Addiction Resource Guide


Guest Editorial


John Wallace, PhD, CASAC


Patient Competence: A Neglected Dimension


Educating alcoholics and other substance dependent people about their illnesses and motivating them to do something about their addictions are clearly valuable efforts. We should not, however, assume that these necessary activities are sufficient to insure recovery. Many people in recovery educate themselves about their conditions, become motivated to stay sober, but then still relapse. Why is this happening?

Avoidance of relapse is surely multidimensional. However, one important but often overlooked factor stands out. This is the large issue of patient competence. A person may be very smart about addiction and may want to stay clean and sober but if he or she does not know how to do this, then they won't be successful. What are the critical competencies that patients need in order to increase the likelihood of staying in recovery after initial abstinence has been achieved?

The first set of competencies is a collection of important personal skills that relate to well recognized triggers to relapse, e.g., anger and resentments, anxiety, depression, fear of failure, stress, etc. Skills such as self-hypnosis, relaxation competencies, anger and anxiety management skills, self-management of mood and other similar techniques are terribly important skills to teach to patients.

The second set is a collection of capabilities that involve work. For the unemployed person, all of the skills involved in finding and holding down a job are critical. For the employed person, a different set of considerations comes into play. Learning to manage job related stressors; dealing with difficult bosses or subordinates, handling the complex interpersonal transactions involved in most work situations and achieving a realistic and satisfactory set of expectations about work are examples of the types of competencies patients need to achieve in recovery from chemical dependency. For some people, the issue is not finding a job but understanding how to find or create work that is meaningful and fulfilling.

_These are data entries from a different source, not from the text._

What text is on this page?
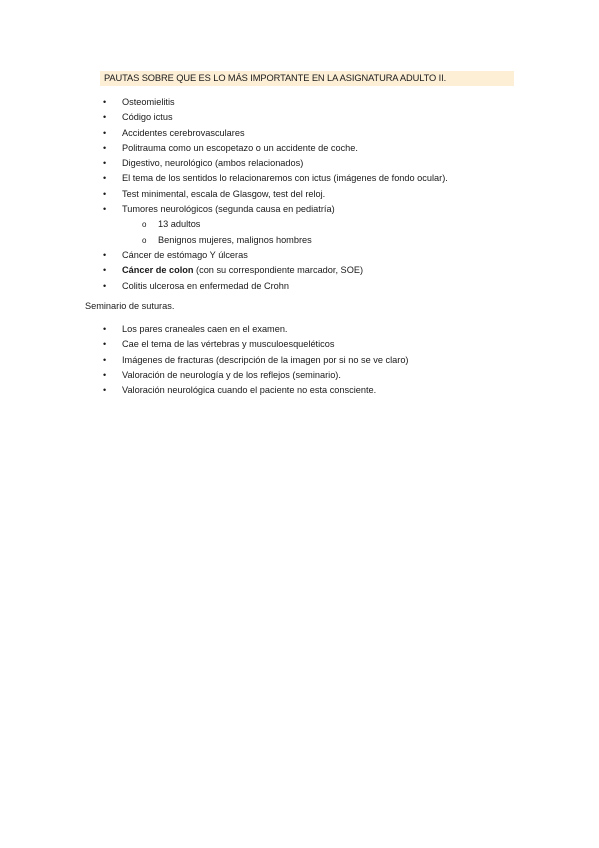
PAUTAS SOBRE QUE ES LO MÁS IMPORTANTE EN LA ASIGNATURA ADULTO II.
• Osteomielitis
• Código ictus
• Accidentes cerebrovasculares
• Politrauma como un escopetazo o un accidente de coche.
• Digestivo, neurológico (ambos relacionados)
• El tema de los sentidos lo relacionaremos con ictus (imágenes de fondo ocular).
• Test minimental, escala de Glasgow, test del reloj.
• Tumores neurológicos (segunda causa en pediatría)
o 13 adultos
o Benignos mujeres, malignos hombres
• Cáncer de estómago Y úlceras
• Cáncer de colon (con su correspondiente marcador, SOE)
• Colitis ulcerosa en enfermedad de Crohn
Seminario de suturas.
• Los pares craneales caen en el examen.
• Cae el tema de las vértebras y musculoesqueléticos
• Imágenes de fracturas (descripción de la imagen por si no se ve claro)
• Valoración de neurología y de los reflejos (seminario).
• Valoración neurológica cuando el paciente no esta consciente.
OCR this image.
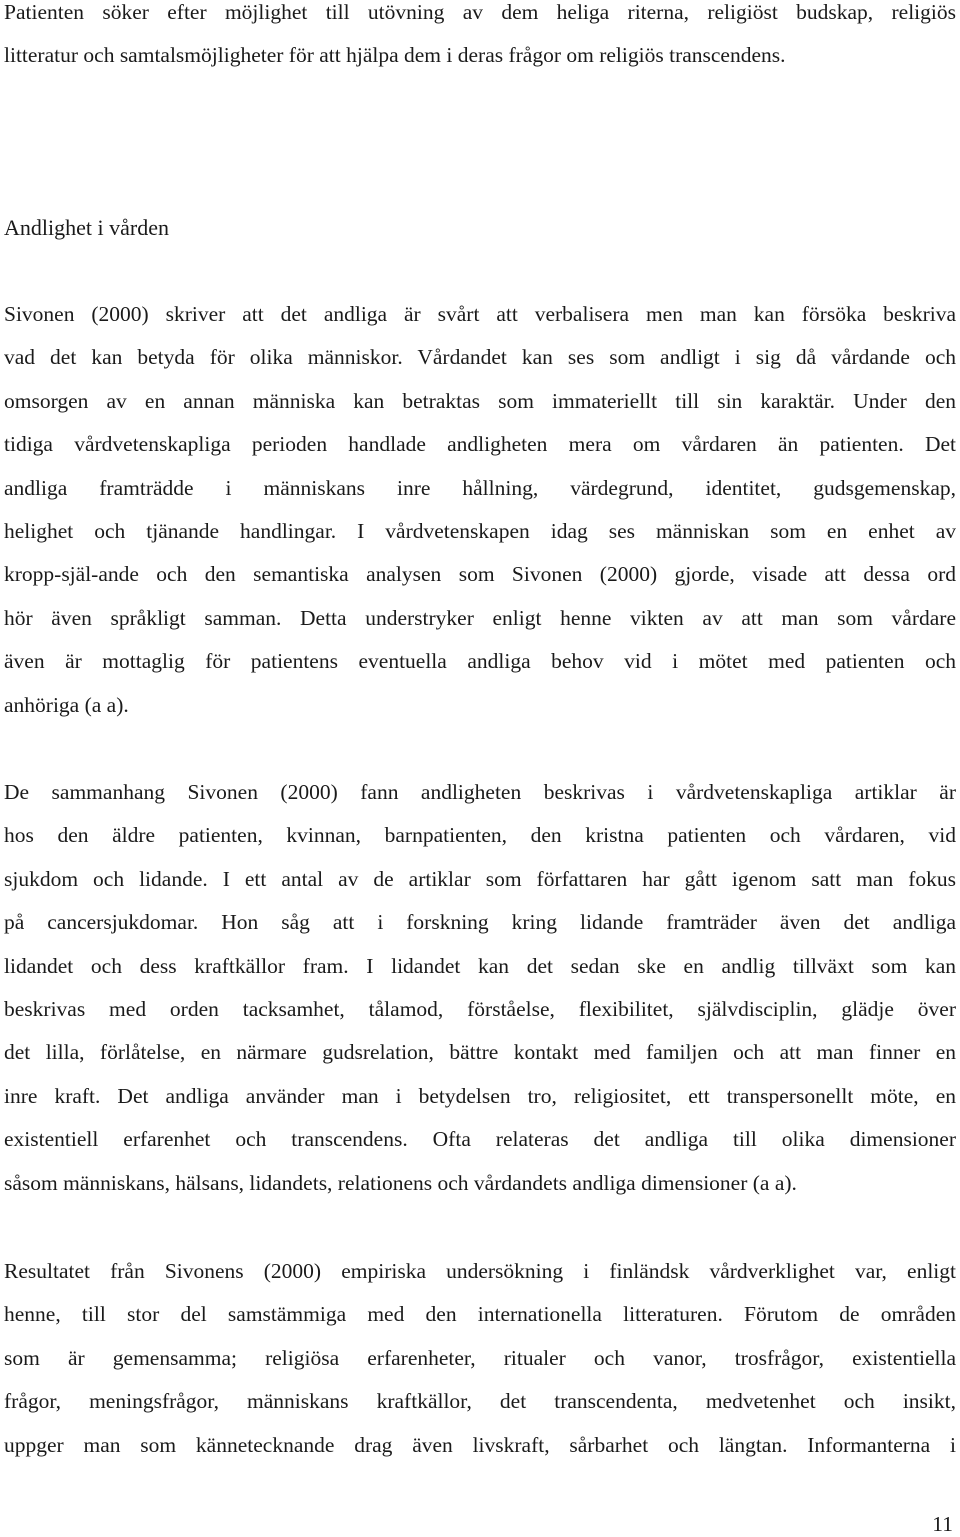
Patienten söker efter möjlighet till utövning av dem heliga riterna, religiöst budskap, religiös
litteratur och samtalsmöjligheter för att hjälpa dem i deras frågor om religiös transcendens.
Andlighet i vården
Sivonen (2000) skriver att det andliga är svårt att verbalisera men man kan försöka beskriva
vad det kan betyda för olika människor. Vårdandet kan ses som andligt i sig då vårdande och
omsorgen av en annan människa kan betraktas som immateriellt till sin karaktär. Under den
tidiga vårdvetenskapliga perioden handlade andligheten mera om vårdaren än patienten. Det
andliga framträdde i människans inre hållning, värdegrund, identitet, gudsgemenskap,
helighet och tjänande handlingar. I vårdvetenskapen idag ses människan som en enhet av
kropp-själ-ande och den semantiska analysen som Sivonen (2000) gjorde, visade att dessa ord
hör även språkligt samman. Detta understryker enligt henne vikten av att man som vårdare
även är mottaglig för patientens eventuella andliga behov vid i mötet med patienten och
anhöriga (a a).
De sammanhang Sivonen (2000) fann andligheten beskrivas i vårdvetenskapliga artiklar är
hos den äldre patienten, kvinnan, barnpatienten, den kristna patienten och vårdaren, vid
sjukdom och lidande. I ett antal av de artiklar som författaren har gått igenom satt man fokus
på cancersjukdomar. Hon såg att i forskning kring lidande framträder även det andliga
lidandet och dess kraftkällor fram. I lidandet kan det sedan ske en andlig tillväxt som kan
beskrivas med orden tacksamhet, tålamod, förståelse, flexibilitet, självdisciplin, glädje över
det lilla, förlåtelse, en närmare gudsrelation, bättre kontakt med familjen och att man finner en
inre kraft. Det andliga använder man i betydelsen tro, religiositet, ett transpersonellt möte, en
existentiell erfarenhet och transcendens. Ofta relateras det andliga till olika dimensioner
såsom människans, hälsans, lidandets, relationens och vårdandets andliga dimensioner (a a).
Resultatet från Sivonens (2000) empiriska undersökning i finländsk vårdverklighet var, enligt
henne, till stor del samstämmiga med den internationella litteraturen. Förutom de områden
som är gemensamma; religiösa erfarenheter, ritualer och vanor, trosfrågor, existentiella
frågor, meningsfrågor, människans kraftkällor, det transcendenta, medvetenhet och insikt,
uppger man som kännetecknande drag även livskraft, sårbarhet och längtan. Informanterna i
11
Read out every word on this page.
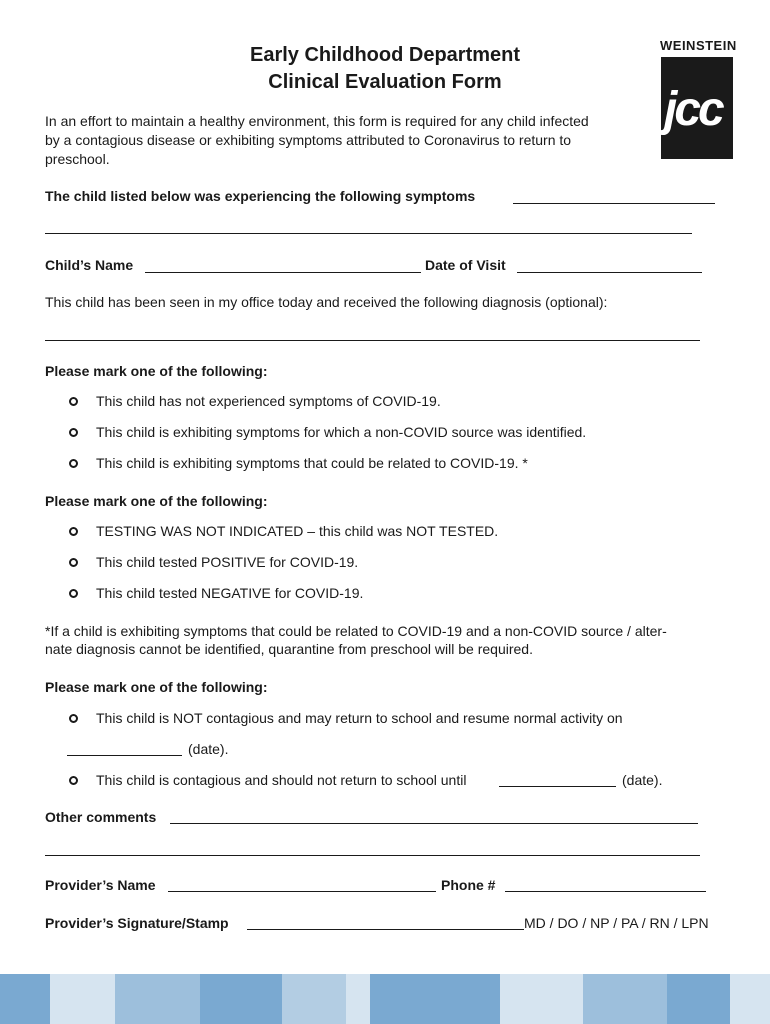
Early Childhood Department
Clinical Evaluation Form
WEINSTEIN
jcc
In an effort to maintain a healthy environment, this form is required for any child infected
by a contagious disease or exhibiting symptoms attributed to Coronavirus to return to
preschool.
The child listed below was experiencing the following symptoms
Child’s Name	Date of Visit
This child has been seen in my office today and received the following diagnosis (optional):
Please mark one of the following:
This child has not experienced symptoms of COVID-19.
This child is exhibiting symptoms for which a non-COVID source was identified.
This child is exhibiting symptoms that could be related to COVID-19. *
Please mark one of the following:
TESTING WAS NOT INDICATED – this child was NOT TESTED.
This child tested POSITIVE for COVID-19.
This child tested NEGATIVE for COVID-19.
*If a child is exhibiting symptoms that could be related to COVID-19 and a non-COVID source / alter-
nate diagnosis cannot be identified, quarantine from preschool will be required.
Please mark one of the following:
This child is NOT contagious and may return to school and resume normal activity on
(date).
This child is contagious and should not return to school until	(date).
Other comments
Provider’s Name	Phone #
Provider’s Signature/Stamp	MD / DO / NP / PA / RN / LPN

The final group of competencies involves love and other intimate relationships. It is certainly true that many people in recovery relapse because of the pain associated with love and other intimate relationships. They simply do not know how to manage the complexities of the situation. Many people in recovery seem to choose or create the same problematic relationships over and over again. They seem incapable of making good choices or developing satisfying and fulfilling relationships once their choices have been made. In such matters, people need wise counsel and expert instruction.

Must we stop educating and motivating patients? Of course not. It isn't a matter of either/or. We should, however, recognize the full implications of a patient competence and capability model of recovery in chemical dependence and begin to fill in the mising factors. Patients need to know how to stay clean and sober, and that means, patients must learn a myriad of associated skills, competencies and capabilities if relapse is to be avoided and a fulfilling recovery achieved.